8.10.09

que confusão!

estranha impressão esta de fotografar a preto e branco em digital: o display está a preto e branco e uma pessoa olha para o objecto fotografado, olha para quem está ao lado, olha para quem está atrás, imagina quem vai chegar e tudo é a cores, nada é a preto e branco. nada excepto o display da máquina; vou tentar explicar.

hoje pela primeira vez fotografei a preto e branco com uma máquina digital. claro que já o tinha feito em película. a última vez há exactamente dez anos, no funeral de Amália. desde então, raramente fotografei em película. aliás, antes do digital, raramente fotografava o que quer que fosse. entretanto, as minhas gatas, uma delas ou as duas, não sei, resolveram o assunto por mim, e pim, pam, pum, deitaram a máquina ao chão. quilharam a objectiva, nobre nikon. não lhes perdoei completamente, mas hoje reconheço-lhes alguma razão, uma sabedoria no gesto, digamos. rendi-me ao digital. mas sempre a cores. excepcionalmente, terei passado uma ou outra para preto e branco à posteriori.

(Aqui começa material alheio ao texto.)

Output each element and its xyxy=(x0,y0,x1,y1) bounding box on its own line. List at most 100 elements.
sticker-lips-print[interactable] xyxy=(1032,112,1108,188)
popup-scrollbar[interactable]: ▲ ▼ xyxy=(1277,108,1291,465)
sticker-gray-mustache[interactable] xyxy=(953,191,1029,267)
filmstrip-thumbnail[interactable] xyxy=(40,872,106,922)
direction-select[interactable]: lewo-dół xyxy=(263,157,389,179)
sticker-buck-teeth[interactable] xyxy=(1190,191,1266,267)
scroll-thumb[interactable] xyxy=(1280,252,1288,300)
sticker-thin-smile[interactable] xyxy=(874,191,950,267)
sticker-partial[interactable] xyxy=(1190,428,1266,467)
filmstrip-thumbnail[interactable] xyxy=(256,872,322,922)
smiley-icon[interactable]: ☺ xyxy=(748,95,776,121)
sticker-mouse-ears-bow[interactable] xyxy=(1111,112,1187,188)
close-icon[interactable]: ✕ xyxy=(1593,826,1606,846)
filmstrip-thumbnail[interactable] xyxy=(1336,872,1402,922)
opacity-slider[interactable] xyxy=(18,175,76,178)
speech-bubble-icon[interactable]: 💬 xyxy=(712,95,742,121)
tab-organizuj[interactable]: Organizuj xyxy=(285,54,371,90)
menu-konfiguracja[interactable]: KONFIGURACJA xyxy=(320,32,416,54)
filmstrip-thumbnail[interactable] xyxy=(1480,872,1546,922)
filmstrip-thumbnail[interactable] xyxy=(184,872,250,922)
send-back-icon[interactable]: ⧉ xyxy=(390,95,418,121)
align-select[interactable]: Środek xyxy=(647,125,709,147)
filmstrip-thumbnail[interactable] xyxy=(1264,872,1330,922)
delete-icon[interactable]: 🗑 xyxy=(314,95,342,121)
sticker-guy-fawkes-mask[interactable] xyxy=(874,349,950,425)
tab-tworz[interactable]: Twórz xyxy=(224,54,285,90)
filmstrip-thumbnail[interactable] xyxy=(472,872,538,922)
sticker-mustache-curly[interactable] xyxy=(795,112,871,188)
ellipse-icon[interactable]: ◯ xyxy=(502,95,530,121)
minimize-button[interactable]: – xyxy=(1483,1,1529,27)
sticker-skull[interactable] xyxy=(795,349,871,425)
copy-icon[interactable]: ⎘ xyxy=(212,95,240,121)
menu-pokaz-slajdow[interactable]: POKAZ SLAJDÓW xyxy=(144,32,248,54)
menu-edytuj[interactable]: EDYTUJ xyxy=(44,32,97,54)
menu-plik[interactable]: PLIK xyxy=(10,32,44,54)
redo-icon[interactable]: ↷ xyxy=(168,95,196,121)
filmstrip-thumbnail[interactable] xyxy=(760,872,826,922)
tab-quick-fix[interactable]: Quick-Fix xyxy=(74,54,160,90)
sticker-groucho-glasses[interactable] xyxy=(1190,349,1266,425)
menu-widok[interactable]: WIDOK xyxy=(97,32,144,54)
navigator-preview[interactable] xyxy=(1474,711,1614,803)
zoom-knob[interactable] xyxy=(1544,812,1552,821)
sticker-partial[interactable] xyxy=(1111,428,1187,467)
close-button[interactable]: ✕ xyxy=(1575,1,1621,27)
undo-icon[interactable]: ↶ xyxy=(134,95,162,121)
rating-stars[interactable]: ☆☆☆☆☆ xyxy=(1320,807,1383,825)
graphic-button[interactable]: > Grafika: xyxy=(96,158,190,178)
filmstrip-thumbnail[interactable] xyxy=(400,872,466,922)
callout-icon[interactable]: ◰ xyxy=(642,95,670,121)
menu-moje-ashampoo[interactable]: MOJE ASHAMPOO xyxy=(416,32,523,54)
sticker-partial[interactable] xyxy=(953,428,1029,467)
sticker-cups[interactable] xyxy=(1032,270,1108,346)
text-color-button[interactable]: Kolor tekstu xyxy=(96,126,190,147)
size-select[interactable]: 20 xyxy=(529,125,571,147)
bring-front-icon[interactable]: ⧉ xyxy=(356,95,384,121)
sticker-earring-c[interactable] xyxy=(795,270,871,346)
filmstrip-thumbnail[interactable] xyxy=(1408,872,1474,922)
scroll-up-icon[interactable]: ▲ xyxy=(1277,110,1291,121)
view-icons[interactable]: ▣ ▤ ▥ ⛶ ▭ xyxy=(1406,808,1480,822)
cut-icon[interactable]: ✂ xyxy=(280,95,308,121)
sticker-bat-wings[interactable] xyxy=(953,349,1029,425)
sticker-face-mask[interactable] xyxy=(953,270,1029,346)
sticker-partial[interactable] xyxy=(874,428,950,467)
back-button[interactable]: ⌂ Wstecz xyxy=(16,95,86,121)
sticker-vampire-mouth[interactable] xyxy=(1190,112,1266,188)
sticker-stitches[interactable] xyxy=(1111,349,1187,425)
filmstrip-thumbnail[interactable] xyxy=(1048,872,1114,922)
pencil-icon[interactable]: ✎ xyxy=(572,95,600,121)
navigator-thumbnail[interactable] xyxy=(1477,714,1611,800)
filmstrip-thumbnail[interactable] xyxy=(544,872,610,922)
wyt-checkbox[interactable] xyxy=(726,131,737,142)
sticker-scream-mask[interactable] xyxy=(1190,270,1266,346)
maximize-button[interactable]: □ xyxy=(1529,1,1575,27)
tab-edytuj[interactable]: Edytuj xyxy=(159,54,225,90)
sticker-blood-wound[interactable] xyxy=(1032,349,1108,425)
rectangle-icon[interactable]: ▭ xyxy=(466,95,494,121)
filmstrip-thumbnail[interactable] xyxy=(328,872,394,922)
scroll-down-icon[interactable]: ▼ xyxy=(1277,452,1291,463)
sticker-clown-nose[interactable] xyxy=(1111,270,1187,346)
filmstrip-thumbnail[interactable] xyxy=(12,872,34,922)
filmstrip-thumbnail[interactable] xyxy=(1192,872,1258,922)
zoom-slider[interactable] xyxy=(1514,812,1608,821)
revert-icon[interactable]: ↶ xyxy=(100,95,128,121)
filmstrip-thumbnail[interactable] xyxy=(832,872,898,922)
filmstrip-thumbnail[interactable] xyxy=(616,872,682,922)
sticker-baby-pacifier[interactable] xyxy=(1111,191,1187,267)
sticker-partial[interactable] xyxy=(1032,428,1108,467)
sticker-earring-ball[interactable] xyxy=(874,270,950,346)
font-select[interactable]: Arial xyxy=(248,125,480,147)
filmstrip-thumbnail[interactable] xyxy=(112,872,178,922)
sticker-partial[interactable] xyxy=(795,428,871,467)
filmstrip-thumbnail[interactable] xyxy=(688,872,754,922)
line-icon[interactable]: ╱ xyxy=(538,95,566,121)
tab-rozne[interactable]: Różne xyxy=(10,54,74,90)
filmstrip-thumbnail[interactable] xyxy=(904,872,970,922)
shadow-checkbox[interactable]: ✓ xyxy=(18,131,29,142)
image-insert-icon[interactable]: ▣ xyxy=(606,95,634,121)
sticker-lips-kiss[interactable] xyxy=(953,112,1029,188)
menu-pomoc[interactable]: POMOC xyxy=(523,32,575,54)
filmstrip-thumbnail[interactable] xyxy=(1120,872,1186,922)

um dia destes pensei, soterrada numa nostalgia bem comportada: tenho saudades do preto e branco, vou tirar umas fotografias a preto e branco na digital, deve ser giro. foi hoje. procurei no menu e mudei o menu. eis-me então à janela, virada para as traseiras, com uma correnteza de casas, de sol, de nuvens, de roupa estendida e um assobio masculino e luminoso nuns andaimes mais abaixo. uma cena lisboeta. tirei umas fotografias e logo aí comecei a sentir-me muito esquisita, mas mesmo muito esquisita. olhava para o display da máquina e faltava-me o azul do céu, o branco das parabólicas, o traço a verde das escadas de serviço, faltava o armazém, e até os gatos vadios se tinham escapado sem um olhar.

na máquina convencional, pelo visor eu via as cores, e se olhasse para o lado, para cima, ou se fechasse os olhos, eu continuava a ver a cores. só depois via a preto e branco o que a película tinha registado. na digital, pelo display, eu vejo logo a preto e branco, tudo e todos, não me posso queixar, mas a realidade apresenta-se logo transformada e eu transtornada, para me ficar pelo fim do alfabeto.

apanhei o metro turvo e disparei, disparei e voltei a disparar. sempre a preto e branco, e sempre a verificar o que já sabia que ia encontrar: tudo estava a preto e branco e, todavia , eu via a cores, eu vejo a cores. quero explicar e não consigo, é estranho, não tem importância, é infantil, como repetir palavras até à exaustão, até que percam o sentido, desassossega, faz-nos duvidar. experimentem. é quase kafkiano.